Guillian Tett, editora del Financial Times en Estados Unidos, hizo notar que el año último en los Estados Unidos murieron 34.000 personas por accidentes de tránsito, 84.000 por diabetes, 480.000 por tabaquismo. Caen lágrimas por los muertos de la pandemia. ¿Pero por quién doblan las campanas entre aquellos vencidos consumidores de cigarrillos en cuyas marquillas se anunciaba con descaro que "Fumar mata"?
El relevamiento de los últimos dos milenios suscita reflexiones de interés para los debates sobre lo que sobrevendrá a raíz de la pandemia. Los 200 millones de muertos por la peste negra del siglo XIV representaron una tragedia inimaginable a la luz del mundo vastamente más poblado de hoy, de 7500 millones de habitantes. O del que se prevé para 2050, de 9200/9500 millones.
¿Con qué grado de seriedad puede establecerse entonces un encadenamiento causal de otros fenómenos con el Covid-19, sobre el que esperamos que China comunista se abra a la investigación internacional que pide Occidente? ¿Acaso con los fenómenos de la globalización, la libertad de mercados y las cuestiones ambientales en controversia por la industrialización y la inserción de los servicios y el desarrollo agropecuario mundial en la sociedad del conocimiento? La falta de sustento convincente respecto de esa relación trabajada en los incansables talleres del relato populista, tan activos estos días y tan desafectos al esfuerzo y las penurias de quienes innovan, crean y producen, se patentiza en esta otra observación que sigue.
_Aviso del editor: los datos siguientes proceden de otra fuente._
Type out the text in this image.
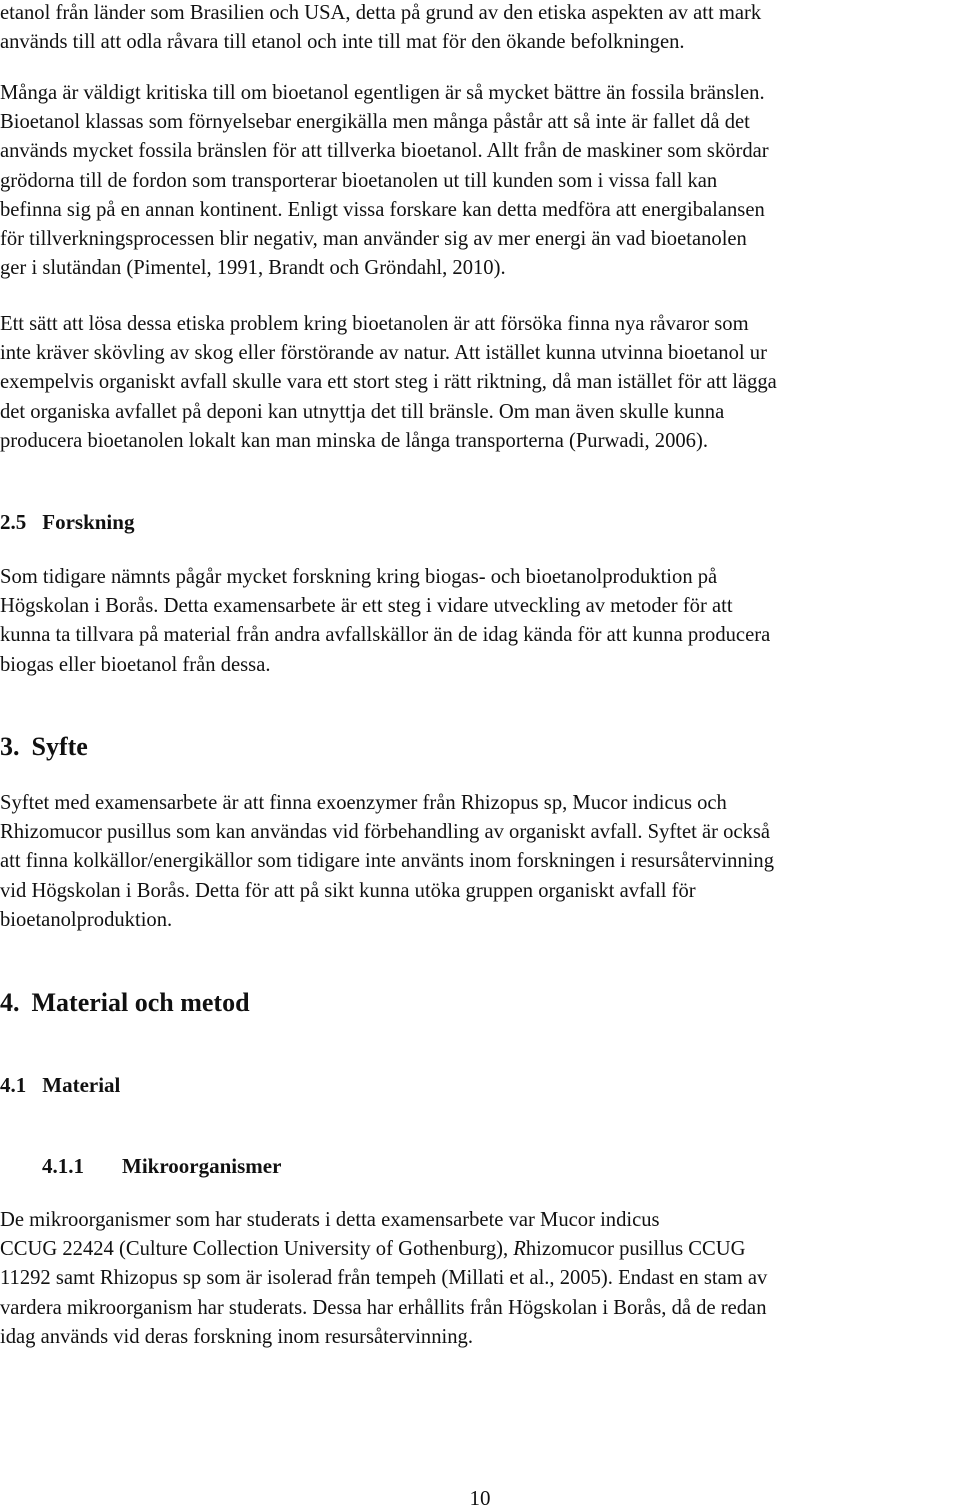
etanol från länder som Brasilien och USA, detta på grund av den etiska aspekten av att mark
används till att odla råvara till etanol och inte till mat för den ökande befolkningen.
Många är väldigt kritiska till om bioetanol egentligen är så mycket bättre än fossila bränslen.
Bioetanol klassas som förnyelsebar energikälla men många påstår att så inte är fallet då det
används mycket fossila bränslen för att tillverka bioetanol. Allt från de maskiner som skördar
grödorna till de fordon som transporterar bioetanolen ut till kunden som i vissa fall kan
befinna sig på en annan kontinent. Enligt vissa forskare kan detta medföra att energibalansen
för tillverkningsprocessen blir negativ, man använder sig av mer energi än vad bioetanolen
ger i slutändan (Pimentel, 1991, Brandt och Gröndahl, 2010).
Ett sätt att lösa dessa etiska problem kring bioetanolen är att försöka finna nya råvaror som
inte kräver skövling av skog eller förstörande av natur. Att istället kunna utvinna bioetanol ur
exempelvis organiskt avfall skulle vara ett stort steg i rätt riktning, då man istället för att lägga
det organiska avfallet på deponi kan utnyttja det till bränsle. Om man även skulle kunna
producera bioetanolen lokalt kan man minska de långa transporterna (Purwadi, 2006).
2.5 Forskning
Som tidigare nämnts pågår mycket forskning kring biogas- och bioetanolproduktion på
Högskolan i Borås. Detta examensarbete är ett steg i vidare utveckling av metoder för att
kunna ta tillvara på material från andra avfallskällor än de idag kända för att kunna producera
biogas eller bioetanol från dessa.
3. Syfte
Syftet med examensarbete är att finna exoenzymer från Rhizopus sp, Mucor indicus och
Rhizomucor pusillus som kan användas vid förbehandling av organiskt avfall. Syftet är också
att finna kolkällor/energikällor som tidigare inte använts inom forskningen i resursåtervinning
vid Högskolan i Borås. Detta för att på sikt kunna utöka gruppen organiskt avfall för
bioetanolproduktion.
4. Material och metod
4.1 Material
4.1.1 Mikroorganismer
De mikroorganismer som har studerats i detta examensarbete var Mucor indicus
CCUG 22424 (Culture Collection University of Gothenburg), Rhizomucor pusillus CCUG
11292 samt Rhizopus sp som är isolerad från tempeh (Millati et al., 2005). Endast en stam av
vardera mikroorganism har studerats. Dessa har erhållits från Högskolan i Borås, då de redan
idag används vid deras forskning inom resursåtervinning.
10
¿Cómo ha sido posible, en poblaciones mundiales de tamaño en absoluto inferior a lo que evidencian los cuadros demográficos actuales y sin las palancas del progreso que se activarían más tarde, que la potencia aniquiladora de los patógenos que atacaron a la humanidad antes de la Revolución Industrial haya provocado cataclismos de inmensa y mayor gravedad que el que aún nos mantiene en vilo?
Hagamos de lado los aspavientos, que solo confunden, y reflexionemos sobre lo de verdad incontrovertible ante una enfermedad que todavía no ha sido debidamente comprendida. Seguimos con la modesta apelación a las mismas tres precauciones básicas de los hombres y mujeres cautos del Medioevo: distanciamiento social, barbijo e higiene de las manos.